A python library built to empower developers to build applications and systems with self-contained Computer Vision capabilities
https://www.genxr.co/#products
MIT License
8.49k stars 2.18k forks source link

Custom Object Detector Training Using Little GPU After Recent ImageAI Update #621

Open TheBeastCoding opened 3 years ago

TheBeastCoding commented 3 years ago

im3 img2 img1

Img1 shows what my current model training time is per epoch (roughly 6 hours per epoch for 750 images). Img2 shows the current GPU usage on Google Colab. Img3 shows old models training logs on the same image dataset (about 30 minutes per epoch for 750 images). GPU usage was much higher (about 15 GB) during this training cycle.

I did notice that I got an error this morning when I tried to run the same code from several days ago (I previously used TensorFlow 1.13). Perhaps a recent patch has impacted GPU usage when I used the new recommended imports: TF 2.4.
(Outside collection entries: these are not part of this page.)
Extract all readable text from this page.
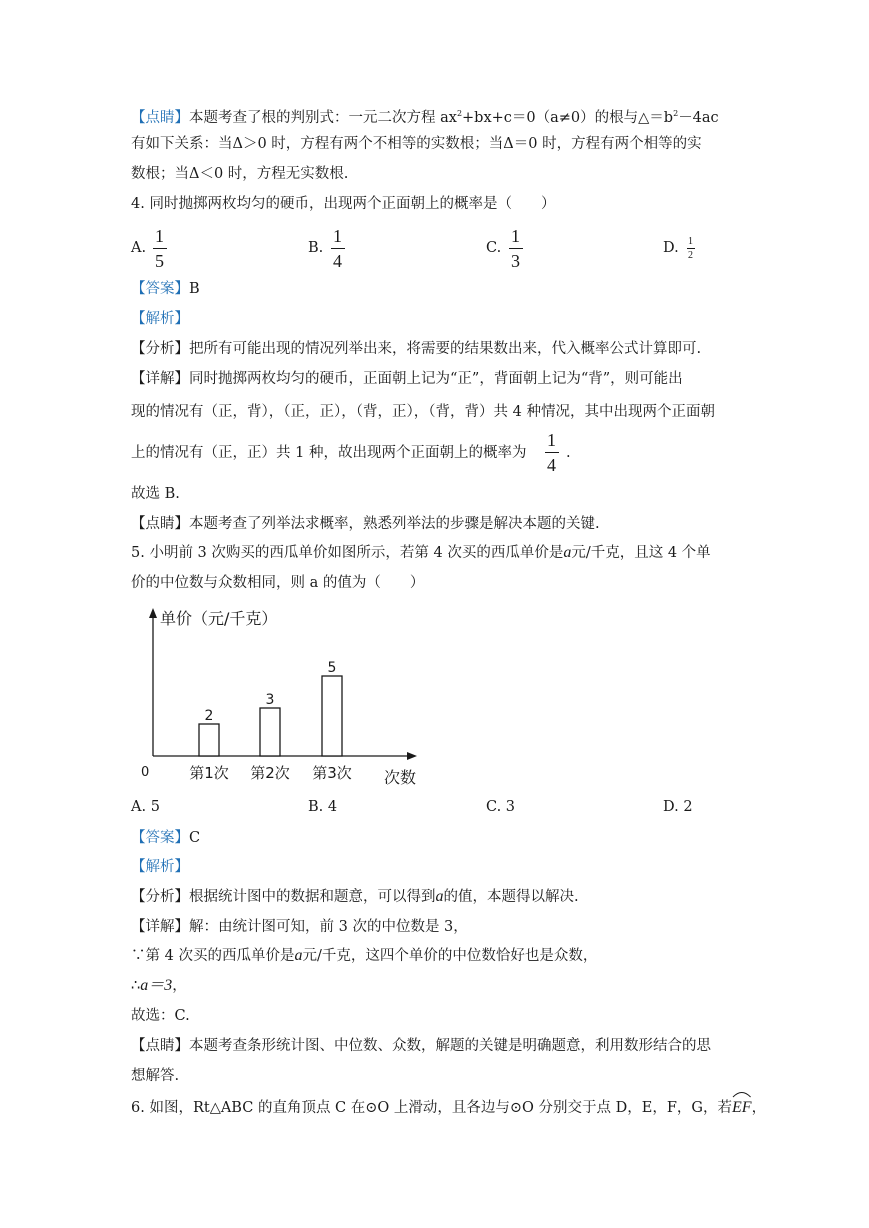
【点睛】本题考查了根的判别式：一元二次方程 $ax^2+bx+c=0(a\ne 0)$的根与$\triangle=b^2-4ac$
有如下关系：当Δ＞0 时，方程有两个不相等的实数根；当Δ＝0 时，方程有两个相等的实
数根；当Δ＜0 时，方程无实数根.
4. 同时抛掷两枚均匀的硬币，出现两个正面朝上的概率是（　　）
A.
1
5
B.
1
4
C.
1
3
D. 1
2
【答案】B
【解析】
【分析】把所有可能出现的情况列举出来，将需要的结果数出来，代入概率公式计算即可.
【详解】同时抛掷两枚均匀的硬币，正面朝上记为“正”，背面朝上记为“背”，则可能出
现的情况有（正，背），（正，正），（背，正），（背，背）共 4 种情况，其中出现两个正面朝
上的情况有（正，正）共 1 种，故出现两个正面朝上的概率为
1
4
.
故选 B.
【点睛】本题考查了列举法求概率，熟悉列举法的步骤是解决本题的关键.
5. 小明前 3 次购买的西瓜单价如图所示，若第 4 次买的西瓜单价是a元/千克，且这 4 个单
价的中位数与众数相同，则 a 的值为（　　）
单价（元/千克）
0	次数
2
第1次
3
第2次
5
第3次
A. 5	B. 4	C. 3	D. 2
【答案】C
【解析】
【分析】根据统计图中的数据和题意，可以得到a的值，本题得以解决.
【详解】解：由统计图可知，前 3 次的中位数是 3，
∵第 4 次买的西瓜单价是a元/千克，这四个单价的中位数恰好也是众数，
∴a＝3，
故选：C.
【点睛】本题考查条形统计图、中位数、众数，解题的关键是明确题意，利用数形结合的思
想解答.
6. 如图，Rt△ABC 的直角顶点 C 在⊙O 上滑动，且各边与⊙O 分别交于点 D，E，F，G，若
EF，
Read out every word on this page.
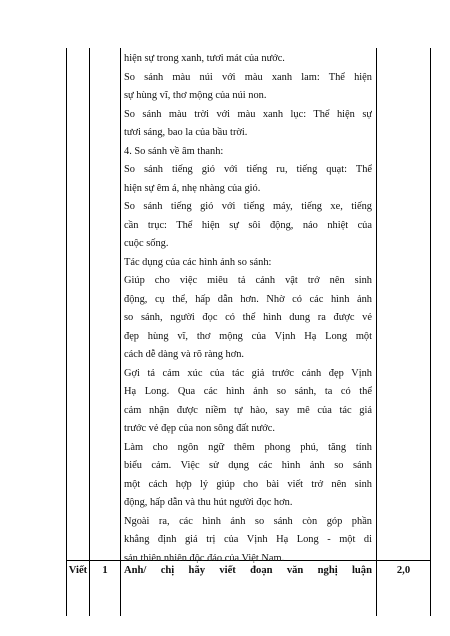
hiện sự trong xanh, tươi mát của nước.
So sánh màu núi với màu xanh lam: Thể hiện
sự hùng vĩ, thơ mộng của núi non.
So sánh màu trời với màu xanh lục: Thể hiện sự
tươi sáng, bao la của bầu trời.
4. So sánh về âm thanh:
So sánh tiếng gió với tiếng ru, tiếng quạt: Thể
hiện sự êm á, nhẹ nhàng của gió.
So sánh tiếng gió với tiếng máy, tiếng xe, tiếng
cần trục: Thể hiện sự sôi động, náo nhiệt của
cuộc sống.
Tác dụng của các hình ảnh so sánh:
Giúp cho việc miêu tả cảnh vật trở nên sinh
động, cụ thể, hấp dẫn hơn. Nhờ có các hình ảnh
so sánh, người đọc có thể hình dung ra được vẻ
đẹp hùng vĩ, thơ mộng của Vịnh Hạ Long một
cách dễ dàng và rõ ràng hơn.
Gợi tả cảm xúc của tác giả trước cảnh đẹp Vịnh
Hạ Long. Qua các hình ảnh so sánh, ta có thể
cảm nhận được niềm tự hào, say mê của tác giả
trước vẻ đẹp của non sông đất nước.
Làm cho ngôn ngữ thêm phong phú, tăng tính
biểu cảm. Việc sử dụng các hình ảnh so sánh
một cách hợp lý giúp cho bài viết trở nên sinh
động, hấp dẫn và thu hút người đọc hơn.
Ngoài ra, các hình ảnh so sánh còn góp phần
khẳng định giá trị của Vịnh Hạ Long - một di
sản thiên nhiên độc đáo của Việt Nam.
Viết	1	Anh/ chị hãy viết đoạn văn nghị luận	2,0
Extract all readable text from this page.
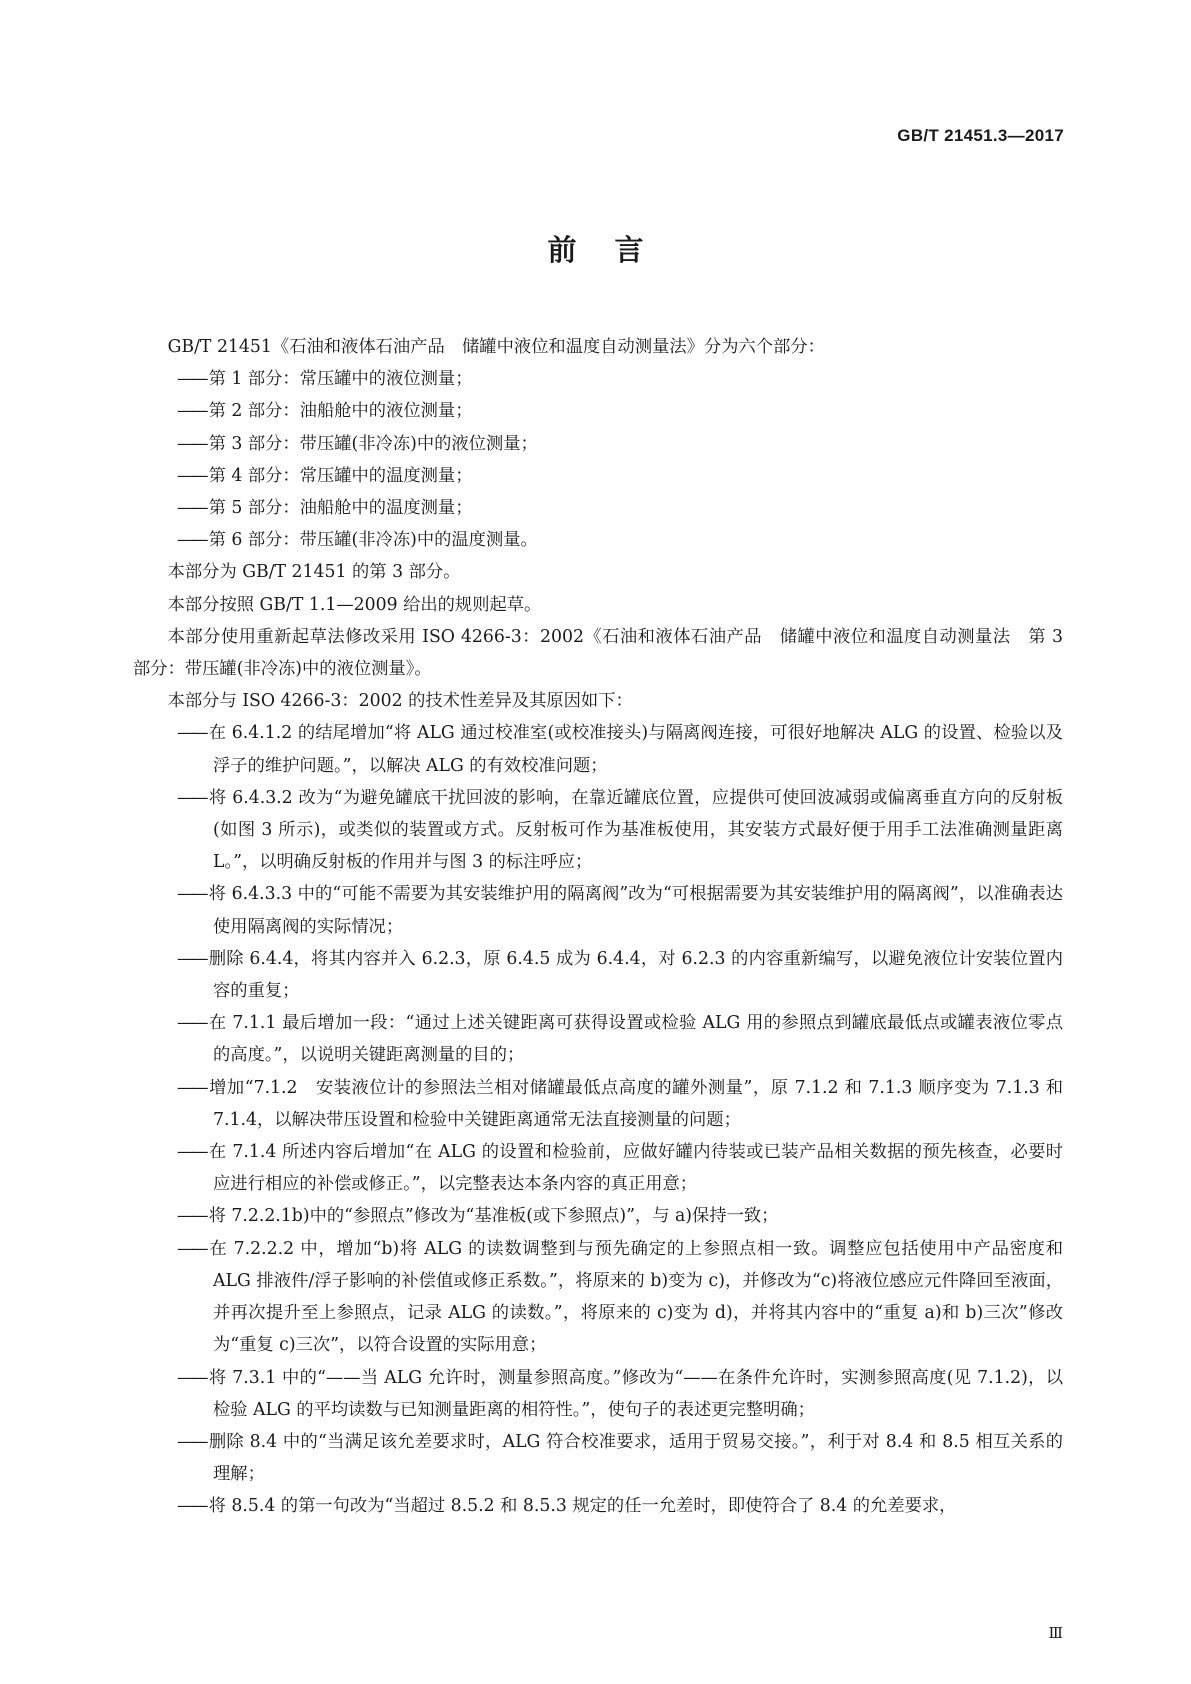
GB/T 21451.3—2017
前言

GB/T 21451《石油和液体石油产品　储罐中液位和温度自动测量法》分为六个部分：

—— 第 1 部分：常压罐中的液位测量；

—— 第 2 部分：油船舱中的液位测量；

—— 第 3 部分：带压罐(非冷冻)中的液位测量；

—— 第 4 部分：常压罐中的温度测量；

—— 第 5 部分：油船舱中的温度测量；

—— 第 6 部分：带压罐(非冷冻)中的温度测量。

本部分为 GB/T 21451 的第 3 部分。

本部分按照 GB/T 1.1—2009 给出的规则起草。

本部分使用重新起草法修改采用 ISO 4266-3：2002《石油和液体石油产品　储罐中液位和温度自动测量法　第 3 部分：带压罐(非冷冻)中的液位测量》。

本部分与 ISO 4266-3：2002 的技术性差异及其原因如下：

—— 在 6.4.1.2 的结尾增加“将 ALG 通过校准室(或校准接头)与隔离阀连接，可很好地解决 ALG 的设置、检验以及浮子的维护问题。”，以解决 ALG 的有效校准问题；

—— 将 6.4.3.2 改为“为避免罐底干扰回波的影响，在靠近罐底位置，应提供可使回波减弱或偏离垂直方向的反射板(如图 3 所示)，或类似的装置或方式。反射板可作为基准板使用，其安装方式最好便于用手工法准确测量距离 L。”，以明确反射板的作用并与图 3 的标注呼应；

—— 将 6.4.3.3 中的“可能不需要为其安装维护用的隔离阀”改为“可根据需要为其安装维护用的隔离阀”，以准确表达使用隔离阀的实际情况；

—— 删除 6.4.4，将其内容并入 6.2.3，原 6.4.5 成为 6.4.4，对 6.2.3 的内容重新编写，以避免液位计安装位置内容的重复；

—— 在 7.1.1 最后增加一段：“通过上述关键距离可获得设置或检验 ALG 用的参照点到罐底最低点或罐表液位零点的高度。”，以说明关键距离测量的目的；

—— 增加“7.1.2　安装液位计的参照法兰相对储罐最低点高度的罐外测量”，原 7.1.2 和 7.1.3 顺序变为 7.1.3 和 7.1.4，以解决带压设置和检验中关键距离通常无法直接测量的问题；

—— 在 7.1.4 所述内容后增加“在 ALG 的设置和检验前，应做好罐内待装或已装产品相关数据的预先核查，必要时应进行相应的补偿或修正。”，以完整表达本条内容的真正用意；

—— 将 7.2.2.1b)中的“参照点”修改为“基准板(或下参照点)”，与 a)保持一致；

—— 在 7.2.2.2 中，增加“b)将 ALG 的读数调整到与预先确定的上参照点相一致。调整应包括使用中产品密度和 ALG 排液件/浮子影响的补偿值或修正系数。”，将原来的 b)变为 c)，并修改为“c)将液位感应元件降回至液面，并再次提升至上参照点，记录 ALG 的读数。”，将原来的 c)变为 d)，并将其内容中的“重复 a)和 b)三次”修改为“重复 c)三次”，以符合设置的实际用意；

—— 将 7.3.1 中的“——当 ALG 允许时，测量参照高度。”修改为“——在条件允许时，实测参照高度(见 7.1.2)，以检验 ALG 的平均读数与已知测量距离的相符性。”，使句子的表述更完整明确；

—— 删除 8.4 中的“当满足该允差要求时，ALG 符合校准要求，适用于贸易交接。”，利于对 8.4 和 8.5 相互关系的理解；

—— 将 8.5.4 的第一句改为“当超过 8.5.2 和 8.5.3 规定的任一允差时，即使符合了 8.4 的允差要求，

Ⅲ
I am using the following imports as recommended by the documentation for my current model training: !pip install tensorflow==2.4.0 tensorflow-gpu==2.4.0 keras==2.4.3 numpy==1.19.3 pillow==7.0.0 scipy==1.4.1 h5py==2.10.0 matplotlib==3.3.2 opencv-python keras-resnet==0.2.0 !pip install imageai --upgrade

OlafenwaMoses commented 3 years ago

This is unusual. After installing TF 2.4.0, restart the runtime and run the training again.

TheBeastCoding commented 3 years ago

This is unusual. After installing TF 2.4.0, restart the runtime and run the training again.

I restarted the runtime and noticed no changes in performance. I changed my dataset to a small dataset to around 100 images and it is running at 30mins/epoch, which is much longer than my previous experience (5mins/epoch for small datasets). Also, I am using the Google Colab Pro, so the GPU access should not be a problem. Have you run any object detection training on Google Colab recently after this update and noticed longer than usual training times or little GPU usage?

TheBeastCoding commented 3 years ago

This is unusual. After installing TF 2.4.0, restart the runtime and run the training again.

UPDATE: Reverting back to TF-GPU==1.13.1, Keras==2.2.4 and imageai==2.1.0 FIXED the issue. I now am back to full GPU usage. There is something wrong with the updated TF library that is limiting GPU usage in your latest patch.

gpu usage

StevenMapes commented 3 years ago

I wonder if this is what's causing my troubles on a local build where the GPU is not being used even with trainer.setGpuUsage(1) being called whereas if I call that on Colab then the GPU it used and the time to learn drops as you'd expect.